10/27 21:13:16 Cell(europa_1@europaDomain) : (DCap_3_nio) Problem in command block : RequestBlock [Size=12 Code=2 Buffer=java.nio.HeapByteBuffer[pos=12 lim=12 cap=8192]
10/27 21:13:16 Cell(europa_1@europaDomain) : java.io.IOException: Connection reset by peer
10/27 21:13:16 Cell(europa_1@europaDomain) :    at sun.nio.ch.FileDispatcher.write0(Native Method)
10/27 21:13:16 Cell(europa_1@europaDomain) :    at sun.nio.ch.SocketDispatcher.write(SocketDispatcher.java:29)
10/27 21:13:16 Cell(europa_1@europaDomain) :    at sun.nio.ch.IOUtil.writeFromNativeBuffer(IOUtil.java:104)
10/27 21:13:16 Cell(europa_1@europaDomain) :    at sun.nio.ch.IOUtil.write(IOUtil.java:60)
10/27 21:13:16 Cell(europa_1@europaDomain) :    at sun.nio.ch.SocketChannelImpl.write(SocketChannelImpl.java:302)

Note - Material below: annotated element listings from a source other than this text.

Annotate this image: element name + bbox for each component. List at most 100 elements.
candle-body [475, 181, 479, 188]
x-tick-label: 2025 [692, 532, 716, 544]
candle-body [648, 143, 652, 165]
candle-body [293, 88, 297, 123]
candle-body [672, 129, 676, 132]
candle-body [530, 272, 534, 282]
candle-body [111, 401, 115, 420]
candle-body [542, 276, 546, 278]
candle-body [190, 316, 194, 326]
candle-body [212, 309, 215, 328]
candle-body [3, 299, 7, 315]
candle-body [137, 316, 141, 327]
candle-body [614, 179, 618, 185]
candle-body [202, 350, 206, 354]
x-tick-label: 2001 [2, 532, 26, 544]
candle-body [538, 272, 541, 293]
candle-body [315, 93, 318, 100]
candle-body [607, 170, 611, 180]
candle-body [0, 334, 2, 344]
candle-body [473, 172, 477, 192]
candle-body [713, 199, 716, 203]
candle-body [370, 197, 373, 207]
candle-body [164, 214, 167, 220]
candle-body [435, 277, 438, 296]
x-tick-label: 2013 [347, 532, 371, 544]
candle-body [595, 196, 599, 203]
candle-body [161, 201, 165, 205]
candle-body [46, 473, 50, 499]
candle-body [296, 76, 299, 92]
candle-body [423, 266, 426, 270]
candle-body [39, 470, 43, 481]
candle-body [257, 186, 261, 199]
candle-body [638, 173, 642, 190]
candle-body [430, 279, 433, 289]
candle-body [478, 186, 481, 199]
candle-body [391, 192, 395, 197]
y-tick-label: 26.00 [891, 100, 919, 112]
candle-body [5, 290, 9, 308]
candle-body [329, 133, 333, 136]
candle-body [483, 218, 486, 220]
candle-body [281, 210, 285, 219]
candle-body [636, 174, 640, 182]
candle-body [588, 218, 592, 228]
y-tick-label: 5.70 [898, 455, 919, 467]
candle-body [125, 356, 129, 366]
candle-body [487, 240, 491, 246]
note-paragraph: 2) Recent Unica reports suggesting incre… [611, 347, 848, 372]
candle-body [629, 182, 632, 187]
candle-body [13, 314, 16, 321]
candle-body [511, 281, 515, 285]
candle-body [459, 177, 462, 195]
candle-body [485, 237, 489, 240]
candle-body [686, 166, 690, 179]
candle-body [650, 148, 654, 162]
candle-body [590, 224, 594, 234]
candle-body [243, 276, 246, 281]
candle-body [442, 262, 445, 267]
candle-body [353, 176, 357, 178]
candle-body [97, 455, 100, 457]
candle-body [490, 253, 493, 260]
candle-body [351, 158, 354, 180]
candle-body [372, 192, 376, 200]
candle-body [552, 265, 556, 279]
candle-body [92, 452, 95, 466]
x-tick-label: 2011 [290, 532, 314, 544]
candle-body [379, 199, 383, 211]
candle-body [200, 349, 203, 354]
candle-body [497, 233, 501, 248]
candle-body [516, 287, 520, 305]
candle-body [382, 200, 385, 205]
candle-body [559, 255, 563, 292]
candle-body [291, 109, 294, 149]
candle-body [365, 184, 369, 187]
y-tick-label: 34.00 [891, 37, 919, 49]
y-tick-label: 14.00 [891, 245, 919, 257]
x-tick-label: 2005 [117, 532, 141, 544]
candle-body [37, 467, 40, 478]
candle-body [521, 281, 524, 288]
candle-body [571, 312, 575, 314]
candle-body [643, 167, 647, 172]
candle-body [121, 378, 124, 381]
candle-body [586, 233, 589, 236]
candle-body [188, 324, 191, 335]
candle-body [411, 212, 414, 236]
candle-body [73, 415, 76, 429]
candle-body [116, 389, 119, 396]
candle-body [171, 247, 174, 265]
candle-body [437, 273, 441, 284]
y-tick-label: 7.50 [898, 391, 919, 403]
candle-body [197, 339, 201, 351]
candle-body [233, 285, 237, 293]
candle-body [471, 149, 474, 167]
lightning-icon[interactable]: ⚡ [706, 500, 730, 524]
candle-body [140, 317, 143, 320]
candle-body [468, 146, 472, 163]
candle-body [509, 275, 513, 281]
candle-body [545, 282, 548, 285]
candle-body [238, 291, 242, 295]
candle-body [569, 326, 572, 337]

10/27 21:13:16 Cell(europa_1@europaDomain) :    at diskCacheV111.movers.DCapProtocol_3_nio.doTheRead(DCapProtocol_3_nio.java:1166)
10/27 21:13:16 Cell(europa_1@europaDomain) :    at diskCacheV111.movers.DCapProtocol_3_nio.runIO(DCapProtocol_3_nio.java:570)
10/27 21:13:16 Cell(europa_1@europaDomain) :    at diskCacheV111.pools.MultiProtocolPool2$RepositoryIoHandler.run(MultiProtocolPool2.java:1474)
10/27 21:13:16 Cell(europa_1@europaDomain) :    at diskCacheV111.util.SimpleJobScheduler$SJob.run(SimpleJobScheduler.java:64)
10/27 21:13:16 Cell(europa_1@europaDomain) :    at java.lang.Thread.run(Thread.java:595)
10/27 21:13:16 Cell(europa_1@europaDomain) : (DCap_3_nio) FIN : SEEK_READ failed (IO not ok)
10/27 21:13:16 Cell(europa_1@europaDomain) : Exception in runIO for : 000200000000000000C93650 CacheException(rc=204;msg=Disk I/O Error )
10/27 21:13:16 Cell(europa_1@europaDomain) : CacheException(rc=204;msg=Disk I/O Error )
10/27 21:13:16 Cell(europa_1@europaDomain) :    at diskCacheV111.movers.DCapProtocol_3_nio.runIO(DCapProtocol_3_nio.java:823)
10/27 21:13:16 Cell(europa_1@europaDomain) :    at diskCacheV111.pools.MultiProtocolPool2$RepositoryIoHandler.run(MultiProtocolPool2.java:1474)
10/27 21:13:16 Cell(europa_1@europaDomain) :    at diskCacheV111.util.SimpleJobScheduler$SJob.run(SimpleJobScheduler.java:64)
10/27 21:13:16 Cell(europa_1@europaDomain) :    at java.lang.Thread.run(Thread.java:595)
10/27 21:13:16 Cell(europa_1@europaDomain) : New Pool Mode : disabled(fetch,store,stage,p2p-client,p2p-server,)
10/27 21:13:16 Cell(europa_1@europaDomain) : Disk I/O Error 

Probably a disk error causes this. Diagnostic tools should be used.